XHTML 1.0 においてこれらの記号を文字参照なしで書くためには,要素の内容を CDATA セクションとして書かなくてはならない。
<script type="text/javascript">
<![CDATA[
function judge(a, b) {
if (a < 0 && b > 0) return 0 else return 1;
}
]]>
</script>
しかしこれでは,従来の HTML UA がエラーを出す恐れもある。従来は,スクリプトまたはスタイルシートをすべてコメントアウトしてしまうという方法をとることが多かったが,この方法では,(新しい)XHTML UA がその部分を本当に“コメント”として取り除いてからスクリプト処理系またはスタイルシート処理系に渡してしまう(=結果,何も渡らない)ので,XHTML UA では正しく処理が行われない恐れがある。

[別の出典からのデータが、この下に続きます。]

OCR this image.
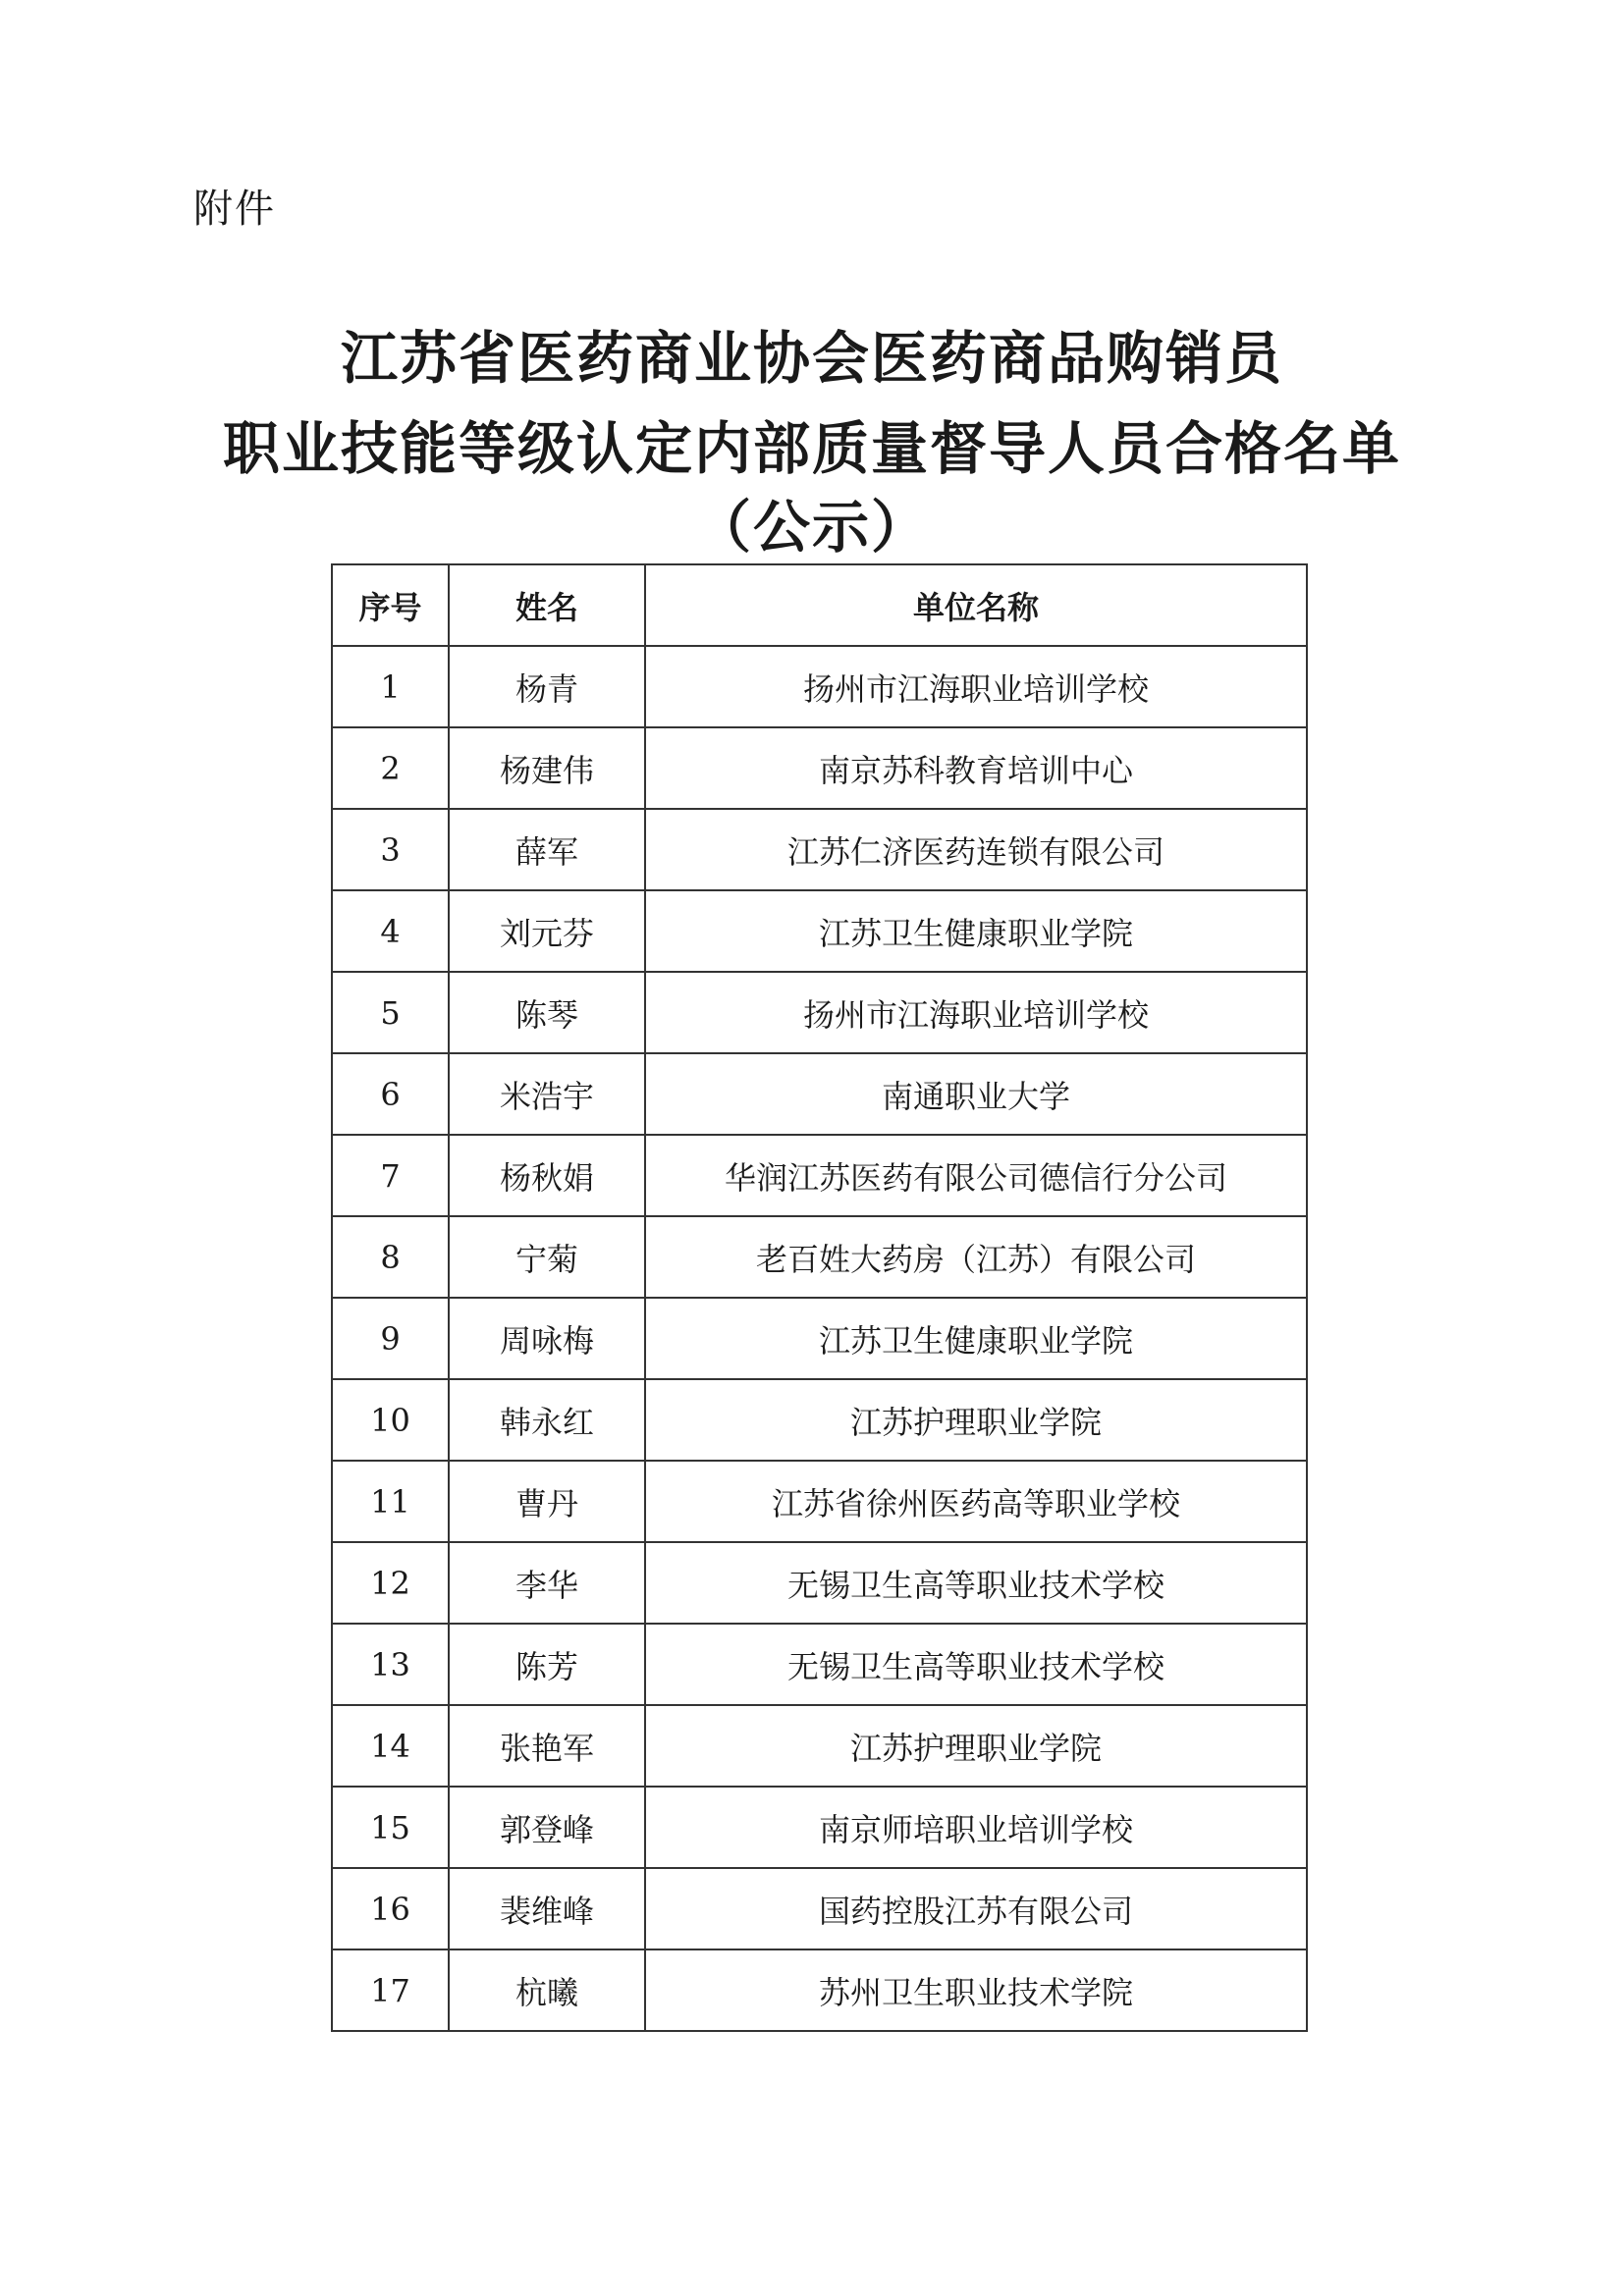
附件
江苏省医药商业协会医药商品购销员
职业技能等级认定内部质量督导人员合格名单
（公示）
序号	姓名	单位名称
1	杨青	扬州市江海职业培训学校
2	杨建伟	南京苏科教育培训中心
3	薛军	江苏仁济医药连锁有限公司
4	刘元芬	江苏卫生健康职业学院
5	陈琴	扬州市江海职业培训学校
6	米浩宇	南通职业大学
7	杨秋娟	华润江苏医药有限公司德信行分公司
8	宁菊	老百姓大药房（江苏）有限公司
9	周咏梅	江苏卫生健康职业学院
10	韩永红	江苏护理职业学院
11	曹丹	江苏省徐州医药高等职业学校
12	李华	无锡卫生高等职业技术学校
13	陈芳	无锡卫生高等职业技术学校
14	张艳军	江苏护理职业学院
15	郭登峰	南京师培职业培训学校
16	裴维峰	国药控股江苏有限公司
17	杭曦	苏州卫生职业技术学院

要するに,XHTML UA に正しく処理をさせるためには,スクリプトおよびスタイルシートをコメントアウトして記述しないほうがよい。また,そのときに,それらが不等号またはアンパサンドを含む場合は,文字参照か CDATA セクションとして記述しなければならない。しかしこれらは,従来の HTML UA で正しく動作しないことがある。これらを解決するには,スクリプトおよびスタイルシートを外部のファイルとして用意すればよい。これについては Section 6 で述べる。